On non-autonomously forced Burgers equation with periodic and Dirichlet boundary conditions

TL;DR

This paper investigates the non-autonomously forced Burgers equation with both periodic and Dirichlet boundary conditions, proving the existence of unique bounded trajectories and their attracting properties, including exponential attraction in the Dirichlet case.

Contribution

It establishes the existence, uniqueness, and global attractor properties of bounded trajectories for the forced Burgers equation under different boundary conditions.

Findings

Existence of a unique bounded trajectory for all time.

Trajectories are attracted to this bounded solution in both pullback and forward senses.

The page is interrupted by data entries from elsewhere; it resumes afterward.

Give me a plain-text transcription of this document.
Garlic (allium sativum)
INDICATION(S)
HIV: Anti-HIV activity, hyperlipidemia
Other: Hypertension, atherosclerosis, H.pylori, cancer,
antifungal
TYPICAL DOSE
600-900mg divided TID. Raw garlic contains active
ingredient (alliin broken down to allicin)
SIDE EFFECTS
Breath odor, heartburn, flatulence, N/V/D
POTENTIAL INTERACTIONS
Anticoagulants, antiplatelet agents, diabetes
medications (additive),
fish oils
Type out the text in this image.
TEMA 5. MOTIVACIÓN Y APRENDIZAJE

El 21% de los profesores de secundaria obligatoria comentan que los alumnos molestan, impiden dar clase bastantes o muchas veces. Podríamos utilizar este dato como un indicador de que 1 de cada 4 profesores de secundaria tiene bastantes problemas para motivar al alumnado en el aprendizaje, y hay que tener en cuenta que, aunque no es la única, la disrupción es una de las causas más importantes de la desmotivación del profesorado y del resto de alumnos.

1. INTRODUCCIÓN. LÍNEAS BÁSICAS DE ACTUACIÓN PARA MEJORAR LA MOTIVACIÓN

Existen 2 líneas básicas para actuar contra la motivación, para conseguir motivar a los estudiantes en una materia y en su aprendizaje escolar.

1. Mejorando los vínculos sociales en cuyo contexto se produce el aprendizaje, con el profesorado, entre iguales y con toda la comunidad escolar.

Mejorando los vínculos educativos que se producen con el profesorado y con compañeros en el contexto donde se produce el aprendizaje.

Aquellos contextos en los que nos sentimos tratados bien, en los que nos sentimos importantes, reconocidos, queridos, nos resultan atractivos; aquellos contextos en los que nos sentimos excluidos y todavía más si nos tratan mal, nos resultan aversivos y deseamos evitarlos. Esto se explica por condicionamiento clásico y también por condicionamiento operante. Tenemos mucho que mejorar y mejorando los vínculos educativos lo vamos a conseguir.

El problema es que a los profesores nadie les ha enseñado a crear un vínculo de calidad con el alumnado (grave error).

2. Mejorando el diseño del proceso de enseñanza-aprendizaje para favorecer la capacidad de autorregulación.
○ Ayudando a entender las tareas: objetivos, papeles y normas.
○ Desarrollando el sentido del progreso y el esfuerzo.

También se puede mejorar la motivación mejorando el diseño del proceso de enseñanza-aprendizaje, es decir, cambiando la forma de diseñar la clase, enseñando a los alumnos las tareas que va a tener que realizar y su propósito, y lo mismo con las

Exponential attraction is proven for the Dirichlet boundary condition case.

Abstract

We study the non-autonomously forced Burgers equation $$ u_t(x,t) + u(x,t)u_x(x,t) - u_{xx}(x,t) = f(x,t) $$ on the space interval $(0,1)$ with two sets of the boundary conditions: the Dirichlet and periodic ones. For both situations we prove that there exists the unique $H^1$ bounded trajectory of this equation defined for all $t\in \mathbb{R}$. Moreover we demonstrate that this trajectory attracts all trajectories both in pullback and forward sense. We also prove that for the Dirichlet case this attraction is exponential.